A travers ses différentes initiatives, le Groupe marocain OCP, leader mondial du marché, renforce sa stratégie africaine qui vise à appuyer l'ensemble des acteurs de la chaîne de valeur agricole allant des fournisseurs d'intrants jusqu'au consommateur final des produits agricoles. (Crédits : Dr)

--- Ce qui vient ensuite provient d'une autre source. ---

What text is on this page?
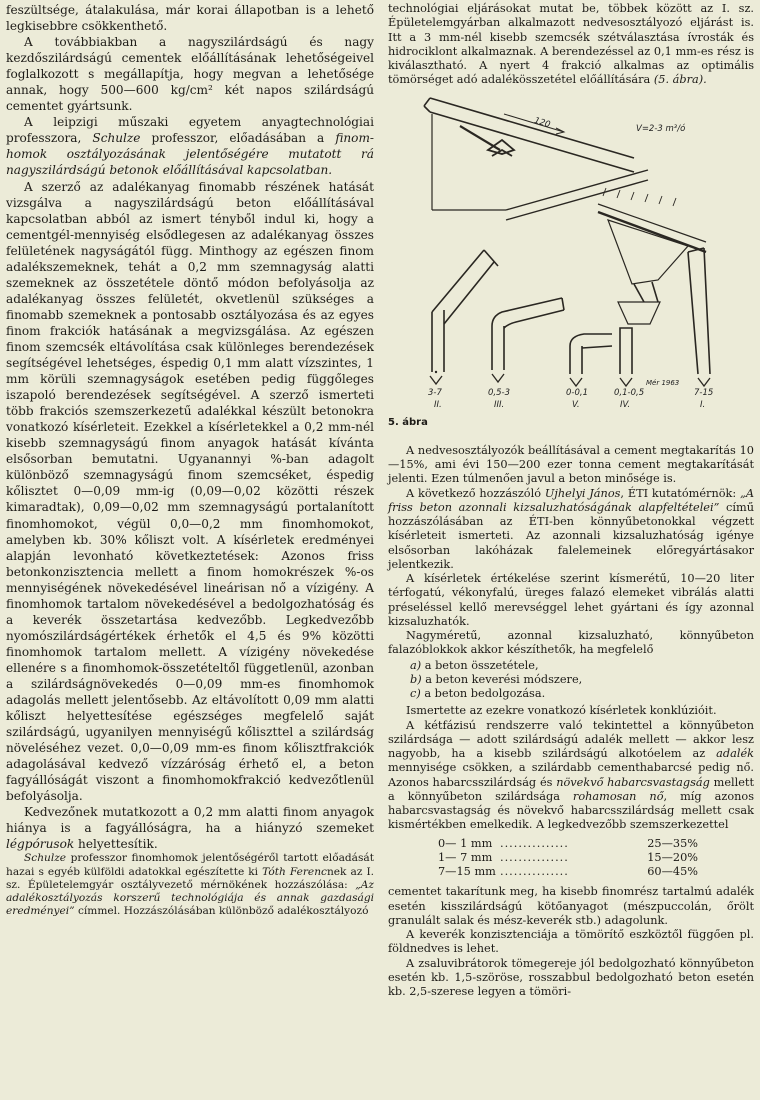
feszültsége, átalakulása, már korai állapotban is a lehető legkisebbre csökkenthető.

A továbbiakban a nagyszilárdságú és nagy kezdőszilárdságú cementek előállításának lehetőségeivel foglalkozott s megállapítja, hogy megvan a lehetősége annak, hogy 500—600 kg/cm² két napos szilárdságú cementet gyártsunk.

A leipzigi műszaki egyetem anyagtechnológiai professzora, Schulze professzor, előadásában a finom-homok osztályozásának jelentőségére mutatott rá nagyszilárdságú betonok előállításával kapcsolatban.

A szerző az adalékanyag finomabb részének hatását vizsgálva a nagyszilárdságú beton előállításával kapcsolatban abból az ismert tényből indul ki, hogy a cementgél-mennyiség elsődlegesen az adalékanyag összes felületének nagyságától függ. Minthogy az egészen finom adalékszemeknek, tehát a 0,2 mm szemnagyság alatti szemeknek az összetétele döntő módon befolyásolja az adalékanyag összes felületét, okvetlenül szükséges a finomabb szemeknek a pontosabb osztályozása és az egyes finom frakciók hatásának a megvizsgálása. Az egészen finom szemcsék eltávolítása csak különleges berendezések segítségével lehetséges, éspedig 0,1 mm alatt vízszintes, 1 mm körüli szemnagyságok esetében pedig függőleges iszapoló berendezések segítségével. A szerző ismerteti több frakciós szemszerkezetű adalékkal készült betonokra vonatkozó kísérleteit. Ezekkel a kísérletekkel a 0,2 mm-nél kisebb szemnagyságú finom anyagok hatását kívánta elsősorban bemutatni. Ugyanannyi %-ban adagolt különböző szemnagyságú finom szemcséket, éspedig kőlisztet 0—0,09 mm-ig (0,09—0,02 közötti részek kimaradtak), 0,09—0,02 mm szemnagyságú portalanított finomhomokot, végül 0,0—0,2 mm finomhomokot, amelyben kb. 30% kőliszt volt. A kísérletek eredményei alapján levonható következtetések: Azonos friss betonkonzisztencia mellett a finom homokrészek %-os mennyiségének növekedésével lineárisan nő a vízigény. A finomhomok tartalom növekedésével a bedolgozhatóság és a keverék összetartása kedvezőbb. Legkedvezőbb nyomószilárdságértékek érhetők el 4,5 és 9% közötti finomhomok tartalom mellett. A vízigény növekedése ellenére s a finomhomok-összetételtől függetlenül, azonban a szilárdságnövekedés 0—0,09 mm-es finomhomok adagolás mellett jelentősebb. Az eltávolított 0,09 mm alatti kőliszt helyettesítése egészséges megfelelő saját szilárdságú, ugyanilyen mennyiségű kőliszttel a szilárdság növeléséhez vezet. 0,0—0,09 mm-es finom kőlisztfrakciók adagolásával kedvező vízzáróság érhető el, a beton fagyállóságát viszont a finomhomokfrakció kedvezőtlenül befolyásolja.

Kedvezőnek mutatkozott a 0,2 mm alatti finom anyagok hiánya is a fagyállóságra, ha a hiányzó szemeket légpórusok helyettesítik.

Schulze professzor finomhomok jelentőségéről tartott előadását hazai s egyéb külföldi adatokkal egészítette ki Tóth Ferencnek az I. sz. Épületelemgyár osztályvezető mérnökének hozzászólása: „Az adalékosztályozás korszerű technológiája és annak gazdasági eredményei” címmel. Hozzászólásában különböző adalékosztályozó

technológiai eljárásokat mutat be, többek között az I. sz. Épületelemgyárban alkalmazott nedvesosztályozó eljárást is. Itt a 3 mm-nél kisebb szemcsék szétválasztása ívrosták és hidrociklont alkalmaznak. A berendezéssel az 0,1 mm-es rész is kiválasztható. A nyert 4 frakció alkalmas az optimális tömörséget adó adalékösszetétel előállítására (5. ábra).

V=2-3 m³/ó
120
3-7	0,5-3	0-0,1	0,1-0,5	7-15
II.	III.	V.	IV.	I.
Mér 1963
5. ábra

A nedvesosztályozók beállításával a cement megtakarítás 10—15%, ami évi 150—200 ezer tonna cement megtakarítását jelenti. Ezen túlmenően javul a beton minősége is.

A következő hozzászóló Ujhelyi János, ÉTI kutatómérnök: „A friss beton azonnali kizsaluzhatóságának alapfeltételei” című hozzászólásában az ÉTI-ben könnyűbetonokkal végzett kísérleteit ismerteti. Az azonnali kizsaluzhatóság igénye elsősorban lakóházak falelemeinek előregyártásakor jelentkezik.

A kísérletek értékelése szerint kísmerétű, 10—20 liter térfogatú, vékonyfalú, üreges falazó elemeket vibrálás alatti préseléssel kellő merevséggel lehet gyártani és így azonnal kizsaluzhatók.

Nagyméretű, azonnal kizsaluzható, könnyűbeton falazóblokkok akkor készíthetők, ha megfelelő

a) a beton összetétele,
b) a beton keverési módszere,
c) a beton bedolgozása.

Ismertette az ezekre vonatkozó kísérletek konklúzióit.

A kétfázisú rendszerre való tekintettel a könnyűbeton szilárdsága — adott szilárdságú adalék mellett — akkor lesz nagyobb, ha a kisebb szilárdságú alkotóelem az adalék mennyisége csökken, a szilárdabb cementhabarcsé pedig nő. Azonos habarcsszilárdság és növekvő habarcsvastagság mellett a könnyűbeton szilárdsága rohamosan nő, míg azonos habarcsvastagság és növekvő habarcsszilárdság mellett csak kismértékben emelkedik. A legkedvezőbb szemszerkezettel

0— 1 mm ...............	25—35%
1— 7 mm ...............	15—20%
7—15 mm ...............	60—45%

cementet takarítunk meg, ha kisebb finomrész tartalmú adalék esetén kisszilárdságú kötőanyagot (mészpuccolán, őrölt granulált salak és mész-keverék stb.) adagolunk.

A keverék konzisztenciája a tömörítő eszköztől függően pl. földnedves is lehet.

A zsaluvibrátorok tömegereje jól bedolgozható könnyűbeton esetén kb. 1,5-szöröse, rosszabbul bedolgozható beton esetén kb. 2,5-szerese legyen a tömöri-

En décidant de consacrer 4 millions de tonnes d’engrais à l’Afrique en 2023, le groupe marocain OCP (Office Chérifien des Phosphates) apporte une véritable bouffée d’oxygène à de nombreux pays confrontés actuellement à une pénurie doublée d’une envolée des prix sur le marché international en raison du conflit russo-ukrainien. Le leader mondial des produits phosphatés confirme ainsi son engagement à œuvrer en faveur de la sécurité alimentaire de l’Afrique. Une stratégie qui s’est traduite ces dernières années par des investissements massifs dans le secteur ainsi que des partenariats dans plusieurs pays afin d’améliorer la production agricole. Et ce, à travers plusieurs initiatives qui vont de la production d’engrais à l’accompagnement des petits agriculteurs.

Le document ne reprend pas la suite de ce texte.